# briggs model zz has no spark



## trashman1980 (Mar 25, 2006)

i have an old model zz i have replaced the points and still no luck, it was shocking me but no spark through the plug. now it wont even shock me?? any suggestions would be greatly appreciated.


----------



## glenjudy (Aug 26, 2006)

Could you convert to a Magnetron on this model??


----------



## 30yearTech (Sep 14, 2006)

glenjudy said:


> Could you convert to a Magnetron on this model??

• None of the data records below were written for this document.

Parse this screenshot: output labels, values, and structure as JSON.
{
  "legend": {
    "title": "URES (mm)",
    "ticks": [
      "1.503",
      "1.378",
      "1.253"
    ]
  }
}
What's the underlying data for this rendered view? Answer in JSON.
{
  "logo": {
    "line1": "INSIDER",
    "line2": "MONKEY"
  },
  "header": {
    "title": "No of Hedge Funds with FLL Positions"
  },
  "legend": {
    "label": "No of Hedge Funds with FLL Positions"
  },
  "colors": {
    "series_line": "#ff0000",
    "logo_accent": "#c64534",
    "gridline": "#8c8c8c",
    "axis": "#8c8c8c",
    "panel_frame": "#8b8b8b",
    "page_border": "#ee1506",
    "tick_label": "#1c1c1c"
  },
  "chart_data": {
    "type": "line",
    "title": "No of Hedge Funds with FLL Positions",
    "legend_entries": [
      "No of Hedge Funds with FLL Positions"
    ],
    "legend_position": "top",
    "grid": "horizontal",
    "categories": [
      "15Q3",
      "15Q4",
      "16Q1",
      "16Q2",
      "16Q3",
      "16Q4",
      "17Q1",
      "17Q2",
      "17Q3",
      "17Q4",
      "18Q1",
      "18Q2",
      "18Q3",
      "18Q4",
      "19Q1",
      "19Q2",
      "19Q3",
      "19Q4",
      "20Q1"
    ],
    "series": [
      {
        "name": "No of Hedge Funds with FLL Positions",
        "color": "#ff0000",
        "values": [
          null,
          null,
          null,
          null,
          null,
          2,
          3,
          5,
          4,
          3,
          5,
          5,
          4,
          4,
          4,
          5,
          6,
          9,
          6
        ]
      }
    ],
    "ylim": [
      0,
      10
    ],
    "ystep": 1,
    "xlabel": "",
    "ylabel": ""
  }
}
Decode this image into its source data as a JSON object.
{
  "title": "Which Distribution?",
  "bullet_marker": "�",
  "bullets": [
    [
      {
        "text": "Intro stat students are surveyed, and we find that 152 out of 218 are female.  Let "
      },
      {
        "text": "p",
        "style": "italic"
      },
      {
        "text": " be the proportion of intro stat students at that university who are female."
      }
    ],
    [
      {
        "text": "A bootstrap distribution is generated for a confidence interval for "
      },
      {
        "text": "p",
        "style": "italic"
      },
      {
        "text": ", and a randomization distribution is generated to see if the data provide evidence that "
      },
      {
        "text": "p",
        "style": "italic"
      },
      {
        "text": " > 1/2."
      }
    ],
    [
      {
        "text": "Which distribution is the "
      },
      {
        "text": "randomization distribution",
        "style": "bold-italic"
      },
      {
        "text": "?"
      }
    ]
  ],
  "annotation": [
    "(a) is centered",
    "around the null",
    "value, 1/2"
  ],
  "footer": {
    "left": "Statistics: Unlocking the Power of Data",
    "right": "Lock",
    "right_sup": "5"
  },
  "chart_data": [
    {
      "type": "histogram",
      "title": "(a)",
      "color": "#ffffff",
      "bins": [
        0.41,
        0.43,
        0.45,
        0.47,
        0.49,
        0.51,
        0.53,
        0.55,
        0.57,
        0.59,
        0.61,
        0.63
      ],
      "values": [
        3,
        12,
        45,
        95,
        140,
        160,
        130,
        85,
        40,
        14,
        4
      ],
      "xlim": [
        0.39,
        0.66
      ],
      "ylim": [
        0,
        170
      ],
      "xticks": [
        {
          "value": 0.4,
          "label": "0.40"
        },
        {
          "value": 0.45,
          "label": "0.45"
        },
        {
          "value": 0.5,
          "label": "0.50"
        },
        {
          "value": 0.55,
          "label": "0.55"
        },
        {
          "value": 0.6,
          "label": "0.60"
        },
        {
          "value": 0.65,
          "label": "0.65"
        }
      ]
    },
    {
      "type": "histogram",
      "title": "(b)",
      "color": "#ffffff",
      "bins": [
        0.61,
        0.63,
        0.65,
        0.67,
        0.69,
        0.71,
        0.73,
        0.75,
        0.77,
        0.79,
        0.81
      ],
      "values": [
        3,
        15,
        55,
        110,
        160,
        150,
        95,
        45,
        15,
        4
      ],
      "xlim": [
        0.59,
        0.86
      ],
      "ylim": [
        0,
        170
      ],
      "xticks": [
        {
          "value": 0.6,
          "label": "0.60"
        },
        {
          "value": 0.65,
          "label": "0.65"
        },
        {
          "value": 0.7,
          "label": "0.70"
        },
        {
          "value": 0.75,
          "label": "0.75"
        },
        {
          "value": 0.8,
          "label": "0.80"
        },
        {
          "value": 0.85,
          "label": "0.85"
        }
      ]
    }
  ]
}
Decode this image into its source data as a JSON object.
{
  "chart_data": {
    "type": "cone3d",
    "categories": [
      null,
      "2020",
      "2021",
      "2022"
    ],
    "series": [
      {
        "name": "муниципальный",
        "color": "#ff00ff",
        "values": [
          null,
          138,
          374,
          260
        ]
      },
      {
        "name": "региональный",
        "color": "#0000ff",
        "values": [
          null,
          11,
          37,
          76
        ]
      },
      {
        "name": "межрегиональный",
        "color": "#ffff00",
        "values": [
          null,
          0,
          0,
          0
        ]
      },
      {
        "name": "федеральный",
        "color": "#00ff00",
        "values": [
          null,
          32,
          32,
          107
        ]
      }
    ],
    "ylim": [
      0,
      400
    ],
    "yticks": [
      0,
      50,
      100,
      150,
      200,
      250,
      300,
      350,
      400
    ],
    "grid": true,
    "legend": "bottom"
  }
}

Not really familiar with this series engine, but most of the older letter series had a 4 bolt coil assembly. There is no retro kit for magnetron conversion if it has this type of coil. It's possible however that an after market conversion kit may work, unless of course you are trying to keep it original. If thats the case I would test for continuity at the points to make sure they are making an electrical connection when they close. Perhaps the coil may be the problem.


----------



## trashman1980 (Mar 25, 2006)

yes it is the 4 bold assy. i opened the gap a little and now it shocks the crap out of me but not at the end of the plug?? i did try a good plug also, {just on the plug wire it doesnt fit the engine} also the wire on the points goes to 3 wires,coil,points,and ground, are they supposed to be grounded?


----------



## 30yearTech (Sep 14, 2006)

The ground is to shut off the engine. It should not be grounded when you want spark.


----------